An increase in military confrontation also limited the potential for a resumption of humanitarian assistance, as North Korea conducted over 90 cruise and ballistic missile tests in 2022. While Kim Jong-un has repeatedly signalled his determination to continue pursuing nuclear weapons, Pyongyang has so far abstained from conducting its long-expected seventh nuclear test, perhaps due to Chinese objections.

But North Korea’s missile program and military assertiveness have had a negative effect on its relationship with South Korea, which had previously been a major source of humanitarian assistance for the North. The election of new South Korean President Yoon Suk-yeol in May 2022 was part of the escalatory cycle. Yoon resumed large-scale joint military exercises with the United States and has adopted an explicit tit-for-tat strategy in response to the DPRK’s provocations.

In early January 2023, Yoon even expressed concern over the United States’ deterrence efforts, suggesting that Seoul should be included in nuclear weapons ‘planning, information sharing, exercises and training’, a suggestion that Washington quickly dismissed.

Meanwhile, worrying signs continue to emerge from North Korea. Most recently, with the arrival of North Korea’s spring farming season, it appears that chemical fertiliser is in short supply at this crucial moment in the planting cycle.
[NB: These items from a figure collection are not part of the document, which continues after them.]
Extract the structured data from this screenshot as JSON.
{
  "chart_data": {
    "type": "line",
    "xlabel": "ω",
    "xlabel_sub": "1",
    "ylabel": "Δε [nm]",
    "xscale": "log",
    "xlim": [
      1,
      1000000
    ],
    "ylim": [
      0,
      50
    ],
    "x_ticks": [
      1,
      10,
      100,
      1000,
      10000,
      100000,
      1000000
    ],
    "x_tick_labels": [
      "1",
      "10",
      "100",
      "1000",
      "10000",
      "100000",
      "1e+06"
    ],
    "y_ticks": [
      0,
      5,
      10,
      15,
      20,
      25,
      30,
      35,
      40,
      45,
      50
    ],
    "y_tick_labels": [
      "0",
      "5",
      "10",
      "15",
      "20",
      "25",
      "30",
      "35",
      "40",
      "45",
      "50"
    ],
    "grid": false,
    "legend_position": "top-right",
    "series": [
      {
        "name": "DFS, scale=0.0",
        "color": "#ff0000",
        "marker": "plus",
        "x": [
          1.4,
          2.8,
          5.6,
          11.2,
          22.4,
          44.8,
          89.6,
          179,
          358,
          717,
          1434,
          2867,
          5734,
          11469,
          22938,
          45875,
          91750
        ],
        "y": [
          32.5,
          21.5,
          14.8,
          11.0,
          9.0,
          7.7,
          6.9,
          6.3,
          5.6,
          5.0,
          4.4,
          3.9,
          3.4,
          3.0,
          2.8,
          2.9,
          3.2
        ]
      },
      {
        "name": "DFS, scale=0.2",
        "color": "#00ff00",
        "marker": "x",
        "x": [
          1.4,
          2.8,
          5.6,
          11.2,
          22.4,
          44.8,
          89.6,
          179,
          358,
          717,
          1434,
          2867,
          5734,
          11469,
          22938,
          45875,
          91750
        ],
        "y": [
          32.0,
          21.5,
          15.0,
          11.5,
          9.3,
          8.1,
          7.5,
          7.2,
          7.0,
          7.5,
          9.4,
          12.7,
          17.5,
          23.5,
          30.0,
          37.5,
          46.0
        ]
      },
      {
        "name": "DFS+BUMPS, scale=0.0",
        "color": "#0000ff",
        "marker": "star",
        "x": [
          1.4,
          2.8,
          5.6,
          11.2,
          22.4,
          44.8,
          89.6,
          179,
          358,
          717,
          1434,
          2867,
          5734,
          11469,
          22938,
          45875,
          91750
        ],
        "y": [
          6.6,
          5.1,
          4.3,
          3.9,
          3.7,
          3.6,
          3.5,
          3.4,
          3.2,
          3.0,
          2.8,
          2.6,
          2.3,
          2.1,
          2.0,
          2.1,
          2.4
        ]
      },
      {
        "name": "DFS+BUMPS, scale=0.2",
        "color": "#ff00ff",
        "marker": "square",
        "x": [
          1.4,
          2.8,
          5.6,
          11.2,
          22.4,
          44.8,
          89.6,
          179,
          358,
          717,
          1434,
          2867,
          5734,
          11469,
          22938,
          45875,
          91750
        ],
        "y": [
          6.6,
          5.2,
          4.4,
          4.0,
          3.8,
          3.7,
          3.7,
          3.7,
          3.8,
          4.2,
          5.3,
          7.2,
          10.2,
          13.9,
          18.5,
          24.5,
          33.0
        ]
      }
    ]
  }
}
With Pyongyang continuing its nuclear weapons program, a hard-line president in Seoul, the ongoing war in Ukraine and intensifying US–China strategic competition, prospects look dim for a resumption of humanitarian assistance to North Korea.

Without sanctions relief or major humanitarian assistance, the best hope for improved livelihoods in North Korea rests with a resumption of border trade with China, accompanied by a return to market-favourable measures at home. The end of China’s zero-COVID measures offer some hope amid the dark clouds that continue to hang over the Korean Peninsula.

Jamie Reilly is Associate Professor of Government and International Relations at the University of Sydney.